İsrail gazetesi Yedioth Ahronoth'un bildirdiğine göre Ramallah yakınlarında meydana gelen olayın milliyetçi bir saldırı değil, bir Filistinlinin kuş avına çıktığı bir olay olduğu sonradan ortaya çıktı. İsrail ordusu tarafından daha sonra yapılan açıklamada, kuş avı için kullanılan silaha el koymak ve soruşturma yapmak amacıyla avcıyı aramak için bölgeye uygulanan kuşatmanın devam ettiği belirtildi.

Tüm bunlar olurken Batı Şeria'nın çeşitli bölgelerinde günlük olarak tutuklama kampanyaları da devam ediyor. Bu tutuklama kampanyalarında, çoğu El Halil’den olmak üzere en az 14 Filistinli tutuklandı. Bunların arasında bir kadın ve bir çocuk da vardı. Cuma akşamı İsrail'in kuzeyinde bir bölge sakini tarafından düzenlenen saldırının ardından operasyonun sürdürüldüğü Kabatiya beldesinde tutuklananlar bu sayıya dahil değil.

Öte yandan Batı Şeria'nın çeşitli bölgelerinde yerleşimcilerin saldırıları devam ederken, yerleşimciler Ramallah'ın batısındaki Bil'in beldesi girişinde Filistinlilere ait araçlara saldırarak maddi hasara yol açtı. Nablus'un güneyindeki Akraba bölgesine bağlı Khirbet Yanoun yerleşim biriminde yerleşimcilerin düzenlediği başka bir saldırıda bir Filistinli yaralandı.

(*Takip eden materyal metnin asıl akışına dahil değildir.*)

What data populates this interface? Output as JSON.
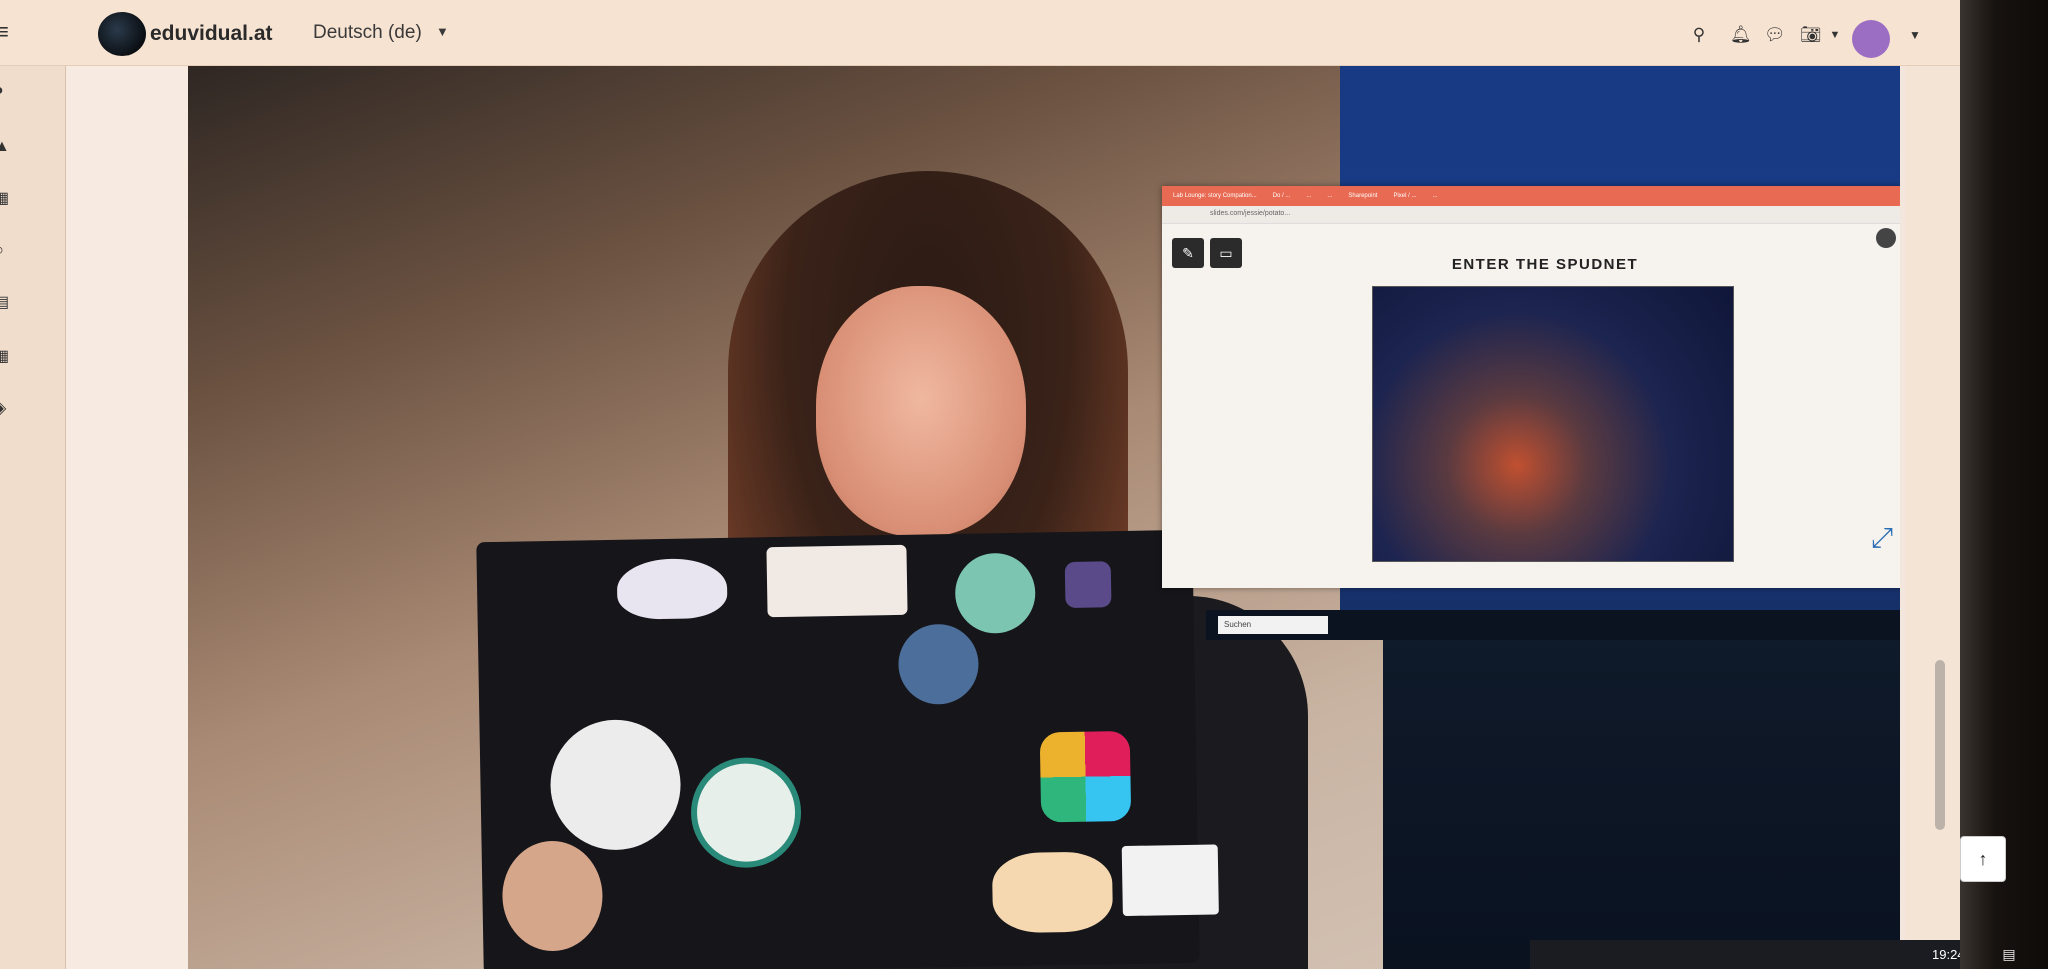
{
  "topbar": {
    "brand": "eduvidual.at",
    "language": "Deutsch (de)",
    "icons": [
      "menu-icon",
      "search-icon",
      "bell-icon",
      "messages-icon",
      "camera-icon",
      "user-avatar"
    ]
  },
  "drawer": {
    "icons": [
      "home-icon",
      "graduation-cap-icon",
      "calendar-icon",
      "circle-icon",
      "file-icon",
      "grid-icon",
      "badge-icon"
    ]
  },
  "shared_screen": {
    "tabs": [
      "Lab Lounge: story Compation...",
      "Do / ...",
      "...",
      "...",
      "Sharepoint",
      "Pixel / ...",
      "..."
    ],
    "url": "slides.com/jessie/potato...",
    "slide_title": "ENTER THE SPUDNET",
    "search_placeholder": "Suchen"
  },
  "taskbar": {
    "time": "19:24"
  },
  "colors": {
    "topbar_bg": "#f6e3d2",
    "accent_avatar": "#9b6ec4",
    "shared_tabbar": "#e86a52",
    "fullscreen_icon": "#2a6fb5"
  }
}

Duvar ve Yerleşim Direniş Komisyonu’na göre işgalci İsrail güçleri ve yerleşimciler kasım ayı boyunca 2 bin 144 saldırı gerçekleştirdi. Bu saldırılardan 360’ı Ramallah ve el-Bireh illerinde, 348’i El Halil’de, 342’si Beytlahim’de ve 334’ü Nablus’ta meydana geldi.